First of all, make sure you cook it properly. There are generally three methods used to cook bacon (pan fry, oven bake, and microwave) but my preference is pan fried. Regardless of the method you use, start with cold bacon rather than room temperature, and do not pre-heat the pan or oven. Another suggestion is to cut the package of bacon right in half before you even open it. I fry half a pound of bacon at a time and refrigerate the pieces that I will not use immediately. By always having cooked bacon in the fridge, you can be ready to include it in whatever dish you’re cooking as well as having it waiting when you find yourself fiending for it. I have found that it will keep in the refrigerator for at least a week, but I cannot attest to longer than that because I usually eat it all by then. No matter what method you use to cook your bacon, never ever throw away the fat. I have found the bacon fat to be the most versatile part.
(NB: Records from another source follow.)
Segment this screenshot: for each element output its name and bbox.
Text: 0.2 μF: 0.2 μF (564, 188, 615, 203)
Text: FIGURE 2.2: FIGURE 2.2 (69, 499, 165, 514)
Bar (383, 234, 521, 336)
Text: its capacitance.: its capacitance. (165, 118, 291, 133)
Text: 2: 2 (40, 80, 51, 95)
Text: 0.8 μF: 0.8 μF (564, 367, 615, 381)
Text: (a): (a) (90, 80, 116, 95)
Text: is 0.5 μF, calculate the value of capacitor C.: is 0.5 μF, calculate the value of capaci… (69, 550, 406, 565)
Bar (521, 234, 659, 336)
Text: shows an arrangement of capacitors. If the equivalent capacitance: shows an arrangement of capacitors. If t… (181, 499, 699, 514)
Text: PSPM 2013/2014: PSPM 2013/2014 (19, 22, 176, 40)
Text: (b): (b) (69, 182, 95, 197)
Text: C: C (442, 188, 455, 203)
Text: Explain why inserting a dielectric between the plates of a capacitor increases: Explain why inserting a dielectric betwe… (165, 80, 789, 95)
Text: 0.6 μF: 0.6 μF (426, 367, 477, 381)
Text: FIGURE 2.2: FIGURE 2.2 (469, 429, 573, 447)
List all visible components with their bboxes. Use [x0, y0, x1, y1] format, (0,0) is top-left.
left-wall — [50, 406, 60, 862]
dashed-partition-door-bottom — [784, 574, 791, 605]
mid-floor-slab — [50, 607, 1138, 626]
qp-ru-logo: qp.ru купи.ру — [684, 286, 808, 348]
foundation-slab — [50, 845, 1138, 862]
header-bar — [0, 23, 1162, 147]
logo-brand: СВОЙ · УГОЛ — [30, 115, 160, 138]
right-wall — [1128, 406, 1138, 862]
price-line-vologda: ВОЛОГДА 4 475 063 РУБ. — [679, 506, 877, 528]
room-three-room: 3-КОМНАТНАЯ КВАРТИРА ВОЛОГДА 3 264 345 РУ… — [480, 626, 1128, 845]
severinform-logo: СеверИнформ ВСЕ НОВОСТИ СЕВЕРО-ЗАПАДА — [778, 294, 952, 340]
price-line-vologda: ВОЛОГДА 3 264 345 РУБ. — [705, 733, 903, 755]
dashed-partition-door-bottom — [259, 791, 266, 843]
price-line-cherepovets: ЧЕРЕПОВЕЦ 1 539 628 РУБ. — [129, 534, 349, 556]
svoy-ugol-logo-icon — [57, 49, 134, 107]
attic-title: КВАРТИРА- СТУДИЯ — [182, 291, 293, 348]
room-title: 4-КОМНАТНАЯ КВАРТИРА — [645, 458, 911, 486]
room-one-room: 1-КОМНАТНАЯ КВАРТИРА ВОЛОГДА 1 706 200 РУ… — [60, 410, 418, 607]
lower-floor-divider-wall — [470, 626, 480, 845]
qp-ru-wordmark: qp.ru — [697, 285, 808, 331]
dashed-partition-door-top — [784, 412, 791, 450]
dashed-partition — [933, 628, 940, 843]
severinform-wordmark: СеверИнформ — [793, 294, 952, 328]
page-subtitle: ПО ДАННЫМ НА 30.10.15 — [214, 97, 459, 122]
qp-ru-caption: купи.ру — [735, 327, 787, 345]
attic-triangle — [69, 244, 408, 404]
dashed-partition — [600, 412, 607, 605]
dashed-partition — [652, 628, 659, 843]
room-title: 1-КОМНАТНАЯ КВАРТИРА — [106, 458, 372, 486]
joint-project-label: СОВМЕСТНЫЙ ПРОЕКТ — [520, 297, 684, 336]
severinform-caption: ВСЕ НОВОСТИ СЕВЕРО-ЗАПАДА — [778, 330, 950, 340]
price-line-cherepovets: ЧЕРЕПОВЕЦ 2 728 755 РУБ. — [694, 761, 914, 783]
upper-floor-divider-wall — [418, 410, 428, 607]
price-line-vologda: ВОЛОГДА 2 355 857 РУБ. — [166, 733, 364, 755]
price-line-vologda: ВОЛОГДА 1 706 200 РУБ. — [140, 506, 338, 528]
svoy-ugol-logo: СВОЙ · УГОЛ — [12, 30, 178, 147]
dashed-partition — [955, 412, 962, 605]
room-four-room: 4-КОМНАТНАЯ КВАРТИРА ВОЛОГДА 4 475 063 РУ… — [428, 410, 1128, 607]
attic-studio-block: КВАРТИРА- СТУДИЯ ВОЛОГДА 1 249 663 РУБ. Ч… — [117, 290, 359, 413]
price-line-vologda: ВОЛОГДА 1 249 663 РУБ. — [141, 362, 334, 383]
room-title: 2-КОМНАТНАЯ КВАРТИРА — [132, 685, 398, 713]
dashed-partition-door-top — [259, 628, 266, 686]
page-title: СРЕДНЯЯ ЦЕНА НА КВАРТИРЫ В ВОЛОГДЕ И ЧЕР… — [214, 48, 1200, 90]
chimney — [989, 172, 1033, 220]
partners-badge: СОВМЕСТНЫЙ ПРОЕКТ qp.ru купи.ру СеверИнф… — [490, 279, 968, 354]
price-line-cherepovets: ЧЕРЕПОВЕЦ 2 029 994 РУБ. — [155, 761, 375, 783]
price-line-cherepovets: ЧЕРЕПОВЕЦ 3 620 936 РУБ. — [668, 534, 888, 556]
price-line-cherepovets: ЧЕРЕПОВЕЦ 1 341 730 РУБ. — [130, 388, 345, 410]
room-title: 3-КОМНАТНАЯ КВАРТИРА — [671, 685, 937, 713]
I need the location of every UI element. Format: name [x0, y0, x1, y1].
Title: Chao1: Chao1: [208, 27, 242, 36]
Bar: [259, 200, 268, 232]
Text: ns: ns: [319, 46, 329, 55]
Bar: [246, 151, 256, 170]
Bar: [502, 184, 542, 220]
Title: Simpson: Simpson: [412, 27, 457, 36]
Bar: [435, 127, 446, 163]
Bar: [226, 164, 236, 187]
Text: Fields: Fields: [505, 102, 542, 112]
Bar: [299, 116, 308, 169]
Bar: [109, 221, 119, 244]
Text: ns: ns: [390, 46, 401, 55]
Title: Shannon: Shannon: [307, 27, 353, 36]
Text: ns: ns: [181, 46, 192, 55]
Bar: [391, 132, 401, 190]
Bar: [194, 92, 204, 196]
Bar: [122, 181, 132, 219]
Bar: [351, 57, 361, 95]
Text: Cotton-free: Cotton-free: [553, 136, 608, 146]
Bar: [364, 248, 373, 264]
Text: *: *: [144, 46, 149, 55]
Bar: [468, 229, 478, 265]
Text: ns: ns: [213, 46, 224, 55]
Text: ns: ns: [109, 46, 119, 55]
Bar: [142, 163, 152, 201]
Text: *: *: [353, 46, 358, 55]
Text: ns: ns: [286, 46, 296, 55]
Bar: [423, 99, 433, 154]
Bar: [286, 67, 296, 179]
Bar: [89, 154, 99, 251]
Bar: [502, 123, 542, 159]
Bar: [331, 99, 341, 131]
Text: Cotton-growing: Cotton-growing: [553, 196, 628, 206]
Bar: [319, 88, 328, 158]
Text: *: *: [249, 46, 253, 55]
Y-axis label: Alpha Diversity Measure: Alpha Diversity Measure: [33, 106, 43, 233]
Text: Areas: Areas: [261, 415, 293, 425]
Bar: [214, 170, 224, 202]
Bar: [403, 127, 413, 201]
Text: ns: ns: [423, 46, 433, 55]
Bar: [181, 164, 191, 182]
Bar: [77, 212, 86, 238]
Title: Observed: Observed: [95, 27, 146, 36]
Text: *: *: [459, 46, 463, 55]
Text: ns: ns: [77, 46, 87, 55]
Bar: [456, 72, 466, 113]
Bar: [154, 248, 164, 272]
The preferred way to save your bacon fat is to filter it through a strainer lined with cheesecloth. Since I live on a budget and cannot bring myself to throw money away on cheesecloth, I simply use a paper towel. I use one paper towel folded in half twice and fold it around the top of a one cup glass (or glass-like) measure. Once your bacon is cooked and removed to paper towels to cool, tip that skillet or baking sheet up and let the fat drip into the towel-lined measuring cup. When it strains through completely, throw the paper towel away and you will be left with lovely filtered bacon fat. Pour this into whatever container you like (with a tight-fitting lid) and store in the refrigerator. I’ve found that an old 8oz sour cream container (washed) works perfectly well but that’s up to you. Remember, re-using is way better for the environment than recycling. As you cook more bacon, just keep adding the new filtered bacon fat to the existing so you’ll always have an abundance to use.
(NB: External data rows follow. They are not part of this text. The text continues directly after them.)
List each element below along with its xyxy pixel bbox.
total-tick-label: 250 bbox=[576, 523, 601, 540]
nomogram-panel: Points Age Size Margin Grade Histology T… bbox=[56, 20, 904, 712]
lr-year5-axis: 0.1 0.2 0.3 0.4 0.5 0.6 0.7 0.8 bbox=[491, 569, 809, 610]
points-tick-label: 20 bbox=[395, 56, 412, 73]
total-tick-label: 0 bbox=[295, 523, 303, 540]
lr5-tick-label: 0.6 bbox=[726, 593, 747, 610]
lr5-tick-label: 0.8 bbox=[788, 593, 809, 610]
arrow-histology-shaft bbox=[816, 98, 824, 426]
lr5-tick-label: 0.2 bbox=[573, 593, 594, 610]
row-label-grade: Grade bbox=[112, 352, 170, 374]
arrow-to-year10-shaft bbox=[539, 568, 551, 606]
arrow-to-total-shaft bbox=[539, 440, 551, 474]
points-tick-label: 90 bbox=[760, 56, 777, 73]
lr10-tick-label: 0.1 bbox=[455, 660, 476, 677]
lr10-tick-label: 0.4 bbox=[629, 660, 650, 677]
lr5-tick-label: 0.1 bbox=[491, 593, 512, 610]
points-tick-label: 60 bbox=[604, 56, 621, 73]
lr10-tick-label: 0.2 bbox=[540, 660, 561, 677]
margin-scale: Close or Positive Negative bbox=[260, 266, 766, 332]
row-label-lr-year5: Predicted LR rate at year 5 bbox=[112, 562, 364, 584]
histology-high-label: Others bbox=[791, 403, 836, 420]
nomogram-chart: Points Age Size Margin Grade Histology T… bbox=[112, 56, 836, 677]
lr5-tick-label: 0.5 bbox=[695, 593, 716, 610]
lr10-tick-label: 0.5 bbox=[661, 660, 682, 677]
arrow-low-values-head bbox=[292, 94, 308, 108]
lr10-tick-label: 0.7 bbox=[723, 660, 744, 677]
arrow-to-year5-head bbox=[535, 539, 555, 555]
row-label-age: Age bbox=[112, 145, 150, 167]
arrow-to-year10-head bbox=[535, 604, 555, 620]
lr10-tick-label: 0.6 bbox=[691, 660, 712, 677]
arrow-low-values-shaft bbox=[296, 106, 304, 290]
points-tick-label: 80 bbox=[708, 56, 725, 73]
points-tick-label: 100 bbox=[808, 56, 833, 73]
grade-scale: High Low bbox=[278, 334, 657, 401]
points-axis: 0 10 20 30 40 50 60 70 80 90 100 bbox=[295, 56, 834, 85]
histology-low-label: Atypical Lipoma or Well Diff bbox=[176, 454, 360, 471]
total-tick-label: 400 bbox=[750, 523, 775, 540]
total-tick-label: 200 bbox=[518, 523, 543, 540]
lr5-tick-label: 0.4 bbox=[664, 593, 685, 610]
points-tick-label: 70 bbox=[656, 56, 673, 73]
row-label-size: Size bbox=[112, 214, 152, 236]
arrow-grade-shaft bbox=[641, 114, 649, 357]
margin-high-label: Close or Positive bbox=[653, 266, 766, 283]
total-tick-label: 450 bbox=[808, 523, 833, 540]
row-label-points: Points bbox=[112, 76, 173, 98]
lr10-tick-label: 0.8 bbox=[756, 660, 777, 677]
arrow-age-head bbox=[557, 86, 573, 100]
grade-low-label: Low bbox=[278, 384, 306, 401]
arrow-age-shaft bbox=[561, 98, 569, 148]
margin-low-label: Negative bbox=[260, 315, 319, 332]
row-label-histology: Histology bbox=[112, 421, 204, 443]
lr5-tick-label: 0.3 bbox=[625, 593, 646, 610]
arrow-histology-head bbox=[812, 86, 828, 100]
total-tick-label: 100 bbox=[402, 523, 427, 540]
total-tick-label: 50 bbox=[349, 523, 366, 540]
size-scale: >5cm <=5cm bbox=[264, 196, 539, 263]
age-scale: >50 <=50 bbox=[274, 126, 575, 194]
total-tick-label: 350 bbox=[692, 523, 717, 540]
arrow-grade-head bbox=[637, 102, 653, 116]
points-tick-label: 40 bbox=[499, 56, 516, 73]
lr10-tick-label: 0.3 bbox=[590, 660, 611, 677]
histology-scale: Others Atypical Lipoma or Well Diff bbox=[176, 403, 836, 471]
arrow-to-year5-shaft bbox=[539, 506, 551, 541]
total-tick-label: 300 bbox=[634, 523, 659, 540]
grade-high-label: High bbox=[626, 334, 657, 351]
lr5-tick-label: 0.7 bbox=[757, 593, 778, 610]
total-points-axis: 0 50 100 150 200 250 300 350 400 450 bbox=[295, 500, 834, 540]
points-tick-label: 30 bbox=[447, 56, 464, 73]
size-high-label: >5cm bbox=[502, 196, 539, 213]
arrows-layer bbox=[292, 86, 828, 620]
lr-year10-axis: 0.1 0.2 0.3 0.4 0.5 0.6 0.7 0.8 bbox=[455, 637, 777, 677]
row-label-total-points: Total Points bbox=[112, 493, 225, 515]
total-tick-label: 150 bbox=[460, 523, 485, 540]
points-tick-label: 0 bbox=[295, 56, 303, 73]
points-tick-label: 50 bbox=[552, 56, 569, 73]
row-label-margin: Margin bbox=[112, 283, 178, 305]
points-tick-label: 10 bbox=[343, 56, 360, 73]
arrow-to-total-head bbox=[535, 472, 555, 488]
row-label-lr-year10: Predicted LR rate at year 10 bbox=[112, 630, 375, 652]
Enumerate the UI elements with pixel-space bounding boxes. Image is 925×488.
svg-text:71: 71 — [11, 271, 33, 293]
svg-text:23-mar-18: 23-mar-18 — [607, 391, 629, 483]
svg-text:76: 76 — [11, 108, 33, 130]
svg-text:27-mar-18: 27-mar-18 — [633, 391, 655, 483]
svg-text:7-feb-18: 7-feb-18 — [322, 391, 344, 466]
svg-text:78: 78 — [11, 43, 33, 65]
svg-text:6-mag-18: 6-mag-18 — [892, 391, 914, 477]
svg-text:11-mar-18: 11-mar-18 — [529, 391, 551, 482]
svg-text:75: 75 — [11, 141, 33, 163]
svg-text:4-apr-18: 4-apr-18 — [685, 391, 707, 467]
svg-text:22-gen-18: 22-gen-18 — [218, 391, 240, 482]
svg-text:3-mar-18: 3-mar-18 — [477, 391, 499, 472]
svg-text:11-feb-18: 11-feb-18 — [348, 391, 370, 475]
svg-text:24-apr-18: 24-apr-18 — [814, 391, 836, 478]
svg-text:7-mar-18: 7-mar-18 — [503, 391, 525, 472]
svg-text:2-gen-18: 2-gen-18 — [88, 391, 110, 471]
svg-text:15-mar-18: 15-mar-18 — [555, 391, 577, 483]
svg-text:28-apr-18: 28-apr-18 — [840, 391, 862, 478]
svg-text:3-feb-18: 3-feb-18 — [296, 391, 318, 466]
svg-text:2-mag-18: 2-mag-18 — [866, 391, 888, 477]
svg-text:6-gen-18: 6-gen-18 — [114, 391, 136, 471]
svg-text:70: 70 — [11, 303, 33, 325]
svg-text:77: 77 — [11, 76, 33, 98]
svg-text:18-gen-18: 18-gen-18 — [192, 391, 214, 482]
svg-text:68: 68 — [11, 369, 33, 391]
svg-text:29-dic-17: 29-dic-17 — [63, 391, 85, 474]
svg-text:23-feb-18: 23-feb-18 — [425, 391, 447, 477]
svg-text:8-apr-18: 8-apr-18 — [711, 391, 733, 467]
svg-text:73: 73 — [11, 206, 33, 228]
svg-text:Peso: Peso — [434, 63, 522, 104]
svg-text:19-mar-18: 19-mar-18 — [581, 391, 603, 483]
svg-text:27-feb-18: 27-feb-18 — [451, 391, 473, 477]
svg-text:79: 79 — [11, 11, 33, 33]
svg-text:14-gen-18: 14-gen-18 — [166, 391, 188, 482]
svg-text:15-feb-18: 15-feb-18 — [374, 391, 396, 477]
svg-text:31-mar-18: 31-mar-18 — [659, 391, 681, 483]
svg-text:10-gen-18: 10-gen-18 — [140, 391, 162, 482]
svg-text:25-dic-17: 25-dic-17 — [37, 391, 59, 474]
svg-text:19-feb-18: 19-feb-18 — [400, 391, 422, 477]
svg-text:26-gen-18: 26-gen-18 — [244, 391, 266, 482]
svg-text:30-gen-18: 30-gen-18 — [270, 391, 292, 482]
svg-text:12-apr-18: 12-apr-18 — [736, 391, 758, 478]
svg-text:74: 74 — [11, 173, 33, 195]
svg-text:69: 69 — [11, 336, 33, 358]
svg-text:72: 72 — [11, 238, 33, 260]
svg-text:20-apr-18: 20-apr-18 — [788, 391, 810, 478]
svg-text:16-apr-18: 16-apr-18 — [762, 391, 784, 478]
Now that you have this cooked bacon and filtered bacon fat, doors will be opened to reveal uses for it you never considered before. You can basically use the bacon fat in place of vegetable oil or shortening in any recipe that you think will benefit from a little bacon flavor. I always fry my eggs in bacon fat rather than vegetable oil or butter. You can also sauté your pierogies in it for extra flavor. For a delicious side dish alternative to French fries, scrub and wash (don’t peel) a potato, dice it between ¼” – ½”, and fry it in a skillet with 1-2 tablespoons of the bacon fat. Add a couple slices of chopped bacon and/or onion to it for extra flavor and texture as well. The next time you bake corn bread muffins, grease the muffin tin with bacon fat instead of shortening.
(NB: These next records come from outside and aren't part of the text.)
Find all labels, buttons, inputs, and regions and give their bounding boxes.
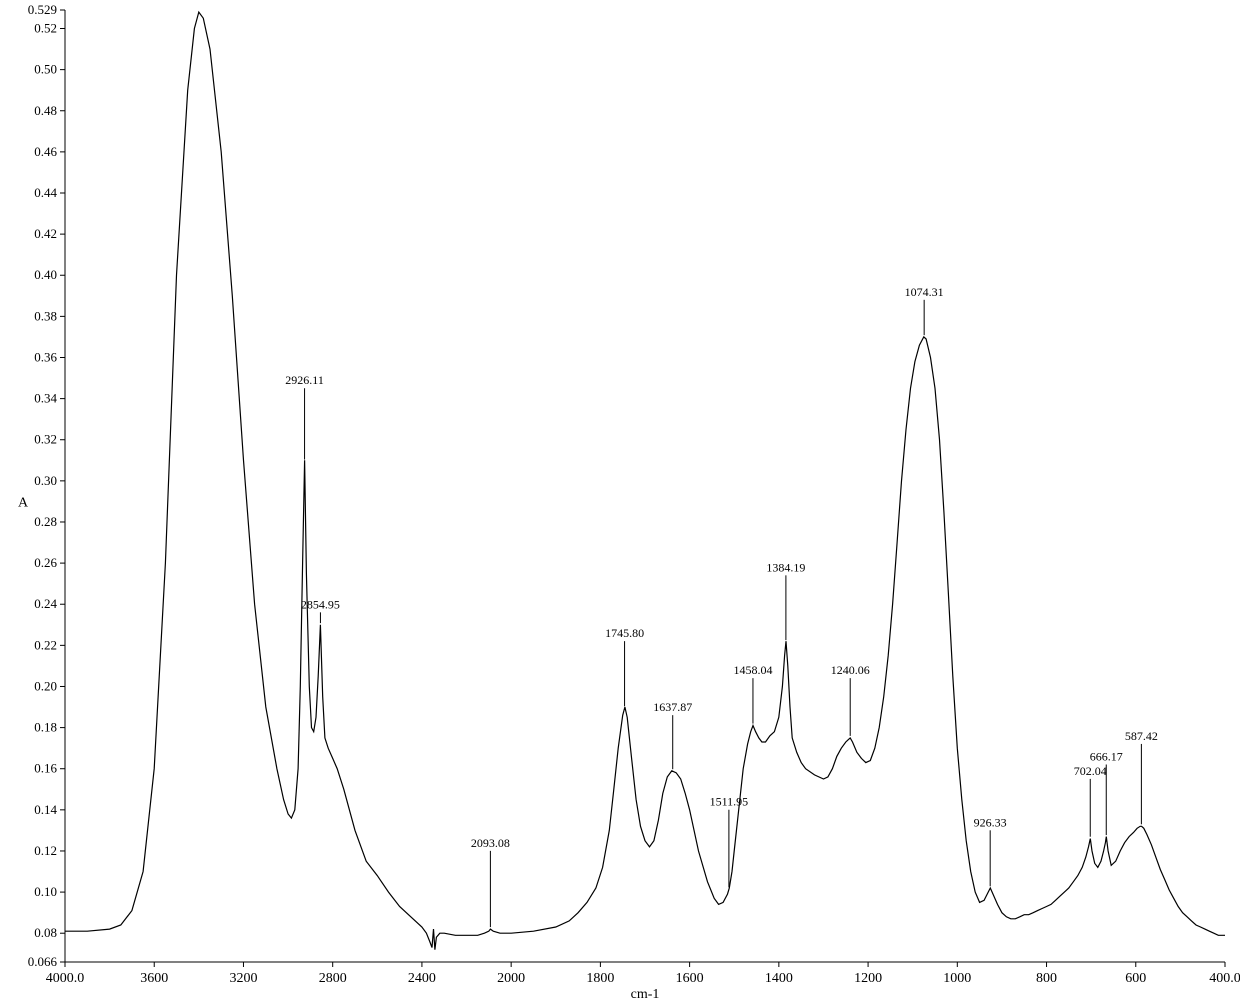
y-tick-label: 0.16 xyxy=(34,761,57,776)
spectrum-trace xyxy=(65,12,1225,950)
y-tick-label: 0.066 xyxy=(28,954,58,969)
y-tick-label: 0.50 xyxy=(34,62,57,77)
y-axis-label: A xyxy=(18,495,29,510)
x-tick-label: 2800 xyxy=(319,971,347,986)
y-tick-label: 0.26 xyxy=(34,555,57,570)
x-axis-label: cm-1 xyxy=(631,987,660,1001)
chart-svg: 0.529 0.52 0.50 0.48 0.46 0.44 0.42 0.40 0.38 0.3… xyxy=(0,0,1240,1001)
x-tick-label: 1000 xyxy=(943,971,971,986)
y-tick-label: 0.18 xyxy=(34,720,57,735)
y-tick-label: 0.12 xyxy=(34,843,57,858)
y-tick-label: 0.32 xyxy=(34,432,57,447)
x-tick-label: 400.0 xyxy=(1209,971,1240,986)
x-tick-label: 4000.0 xyxy=(46,971,85,986)
peak-label: 1745.80 xyxy=(605,626,644,640)
y-tick-label: 0.38 xyxy=(34,308,57,323)
x-tick-label: 800 xyxy=(1036,971,1057,986)
x-tick-label: 1400 xyxy=(765,971,793,986)
y-tick-label: 0.28 xyxy=(34,514,57,529)
peak-label: 587.42 xyxy=(1125,729,1158,743)
peak-label: 2854.95 xyxy=(301,597,340,611)
y-tick-label: 0.42 xyxy=(34,226,57,241)
x-tick-label: 1800 xyxy=(586,971,614,986)
x-tick-label: 2000 xyxy=(497,971,525,986)
y-tick-label: 0.30 xyxy=(34,473,57,488)
peak-label: 702.04 xyxy=(1074,764,1107,778)
y-tick-label: 0.14 xyxy=(34,802,57,817)
y-tick-label: 0.22 xyxy=(34,637,57,652)
peak-label: 1074.31 xyxy=(905,285,944,299)
peak-label: 1511.95 xyxy=(710,795,749,809)
x-tick-label: 1600 xyxy=(676,971,704,986)
x-tick-label: 3600 xyxy=(140,971,168,986)
y-tick-label: 0.10 xyxy=(34,884,57,899)
peak-label: 2926.11 xyxy=(285,373,324,387)
x-tick-label: 600 xyxy=(1125,971,1146,986)
y-tick-label: 0.24 xyxy=(34,596,57,611)
y-tick-label: 0.52 xyxy=(34,21,57,36)
peak-label: 2093.08 xyxy=(471,836,510,850)
y-tick-label: 0.08 xyxy=(34,925,57,940)
x-tick-label: 2400 xyxy=(408,971,436,986)
peak-label: 926.33 xyxy=(974,815,1007,829)
ir-spectrum-chart: 0.529 0.52 0.50 0.48 0.46 0.44 0.42 0.40 0.38 0.3… xyxy=(0,0,1240,1001)
y-tick-label: 0.44 xyxy=(34,185,57,200)
y-tick-label: 0.46 xyxy=(34,144,57,159)
peak-label: 1240.06 xyxy=(831,663,870,677)
peak-label: 1384.19 xyxy=(766,560,805,574)
y-tick-label: 0.40 xyxy=(34,267,57,282)
peak-label: 1637.87 xyxy=(653,700,692,714)
y-tick-label: 0.36 xyxy=(34,349,57,364)
y-tick-label: 0.48 xyxy=(34,103,57,118)
x-tick-label: 1200 xyxy=(854,971,882,986)
y-tick-label: 0.529 xyxy=(28,2,57,17)
y-tick-label: 0.34 xyxy=(34,391,57,406)
x-tick-label: 3200 xyxy=(229,971,257,986)
peak-label: 666.17 xyxy=(1090,749,1123,763)
peak-label: 1458.04 xyxy=(733,663,772,677)
y-tick-label: 0.20 xyxy=(34,678,57,693)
For a special snack, ditch the microwave bag of popcorn and buy some regular popcorn kernels. Melt 2-3 tablespoons of bacon fat over medium-high heat in a large heavy-bottom pot with a lid and add ½ Cup of kernels. Keep the lid slightly ajar to let steam escape. Once the kernels begin to pop, swirl the pot periodically to keep them moving and prevent them sticking to the bottom. As with microwave popcorn, when the popping slows to a few seconds between pops, it’s done. Drizzle with butter but be careful with the salt since the bacon fat is salty already. If that sounds like too much trouble, you can actually buy bacon flavored microwave popcorn which is somehow vegetarian too.
Don’t underestimate bacon’s potential as a sweet treat either. Try chocolate covered bacon sometime; it’s amazing. Melt some white chocolate in a double-boiler or in the microwave on low-medium heat. Dip slices of refrigerated bacon in the melted chocolate so both sides are coated and set them on waxed paper. Once the chocolate hardens, dip them again for another coat. Repeat as many times as you like until you have a solid layer of white chocolate around the bacon. Store them in the refrigerator to keep the bacon fresh, but they should be eaten within a few days (if they last that long). Crumbled bacon is also delicious over vanilla ice cream. When you’re feeling more adventurous, I’d recommend these Bacon Ginger cookies as well.
When you’re exhausted from cooking all your delicious bacon foods, don’t forget that there are plenty of bacon-y products and candy to enjoy. If you cut yourself, you can even slap a bacon bandage on it. The applications for bacon really are limited only by your imagination.